Me miré en el espejo resquebrajado de los baños de la estación gasolinera.
¿Qué es lo que hay de malo
conmigo? Aun si no estoy lo que se dice en excelente estado, mi cara es perfectamente normal. Redonda, con dos orejas del mismo tamaño, ojos del mismo color y una boca capaz de abrirse y cerrarse. Todo está en su lugar, no hay nada de qué quejarse. Y la nariz, me olvidaba de la nariz… Una nariz es una cosa peligrosa; siempre se corre el riesgo de prestarse al ridículo. Pues bueno, imagínense que -y lo digo sin jactarme- tengo una nariz maravillosamente ordinaria, una nariz a la que no le sobra ni le falta nada. Y las narices así de banales son más bien raras. Algunas se ponen rojas a la menor emoción o están siempre resfriadas. Otras te hacen sombra o incluso se ríen en tu cara. Pero la mía, en cambio, es la discreción en persona. Es una nariz sobria y moderada. Una nariz de buen gusto. Entonces, ¿qué hay de malo conmigo? A las otras personas les pasan cosas. A mí, me caen encima. Ahora, aun cuando todo va bien, en realidad no va tan bien porque yo sé que en algún momento se pondrá mal. Es como si me hubieran implantado en el culo o en la oreja un detector de alegría para hacérmela pagar: cada vez que estoy contento sé que me va a costar. La suerte siempre me ha encontrado una mala cara, yo nací con el pie izquierdo. Cuando todo marcha sobre ruedas puedo bien saber que una hermosa cagada se prepara, nunca falla, sólo basta esperar.

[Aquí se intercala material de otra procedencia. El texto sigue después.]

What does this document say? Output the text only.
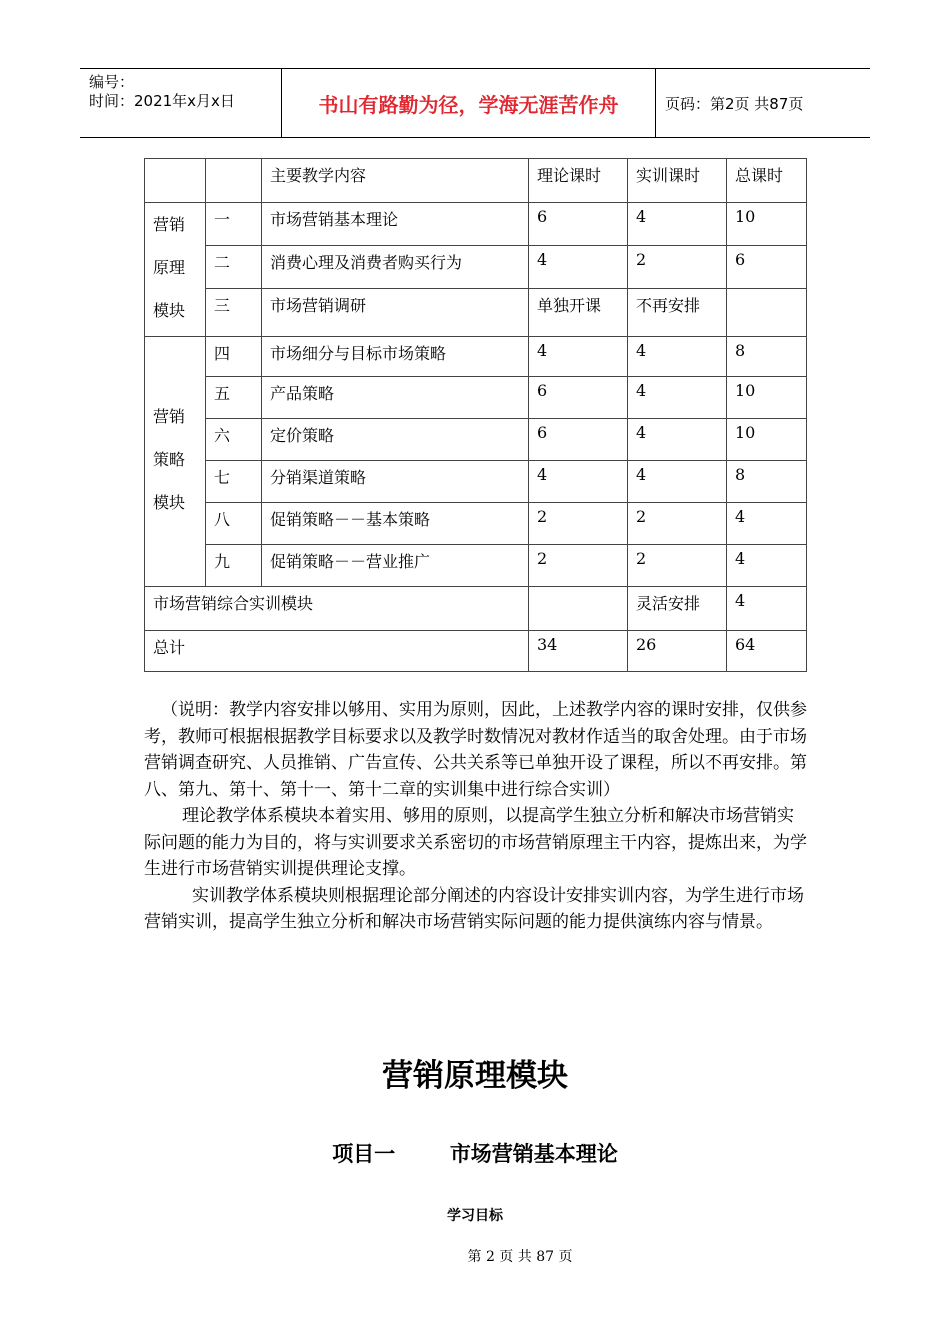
编号：
时间：2021年x月x日	书山有路勤为径，学海无涯苦作舟	页码：第2页 共87页
		主要教学内容	理论课时	实训课时	总课时
营销
原理
模块	一	市场营销基本理论	6	4	10
	二	消费心理及消费者购买行为	4	2	6
	三	市场营销调研	单独开课	不再安排	
营销
策略
模块	四	市场细分与目标市场策略	4	4	8
	五	产品策略	6	4	10
	六	定价策略	6	4	10
	七	分销渠道策略	4	4	8
	八	促销策略－－基本策略	2	2	4
	九	促销策略－－营业推广	2	2	4
市场营销综合实训模块				灵活安排	4
总计			34	26	64

（说明：教学内容安排以够用、实用为原则，因此，上述教学内容的课时安排，仅供参考，教师可根据根据教学目标要求以及教学时数情况对教材作适当的取舍处理。由于市场营销调查研究、人员推销、广告宣传、公共关系等已单独开设了课程，所以不再安排。第八、第九、第十、第十一、第十二章的实训集中进行综合实训）

理论教学体系模块本着实用、够用的原则，以提高学生独立分析和解决市场营销实际问题的能力为目的，将与实训要求关系密切的市场营销原理主干内容，提炼出来，为学生进行市场营销实训提供理论支撑。

实训教学体系模块则根据理论部分阐述的内容设计安排实训内容，为学生进行市场营销实训，提高学生独立分析和解决市场营销实际问题的能力提供演练内容与情景。

营销原理模块
项目一	市场营销基本理论
学习目标
第 2 页 共 87 页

El día de hoy había comenzado bien, y sin embargo, es hoy que me salió mi primera cana, ahí está, lo estoy viendo: he comenzado a envejecer. Y así me quejaba yo frente al espejo en esos baños que olían a perfume de violeta sintética, y mis pensamientos iban acompañados de una deliciosa orquesta de agua que se iba por el inodoro, camioneros que se subían la bragueta con la colilla del cigarro entre los labios y cuyas jetas eran aún más lamentables que la mía. Ver esas caras tan devastadas me subió un poco la moral. Había a quien le iba peor, no todo estaba perdido. Por cierto, si necesitan ponerme un nombre para poder imaginarse mejor mi cara, pueden llamarme gris. Pero es mejor que no me llamen nada, porque cuando me llaman generalmente es para decirme una estupidez.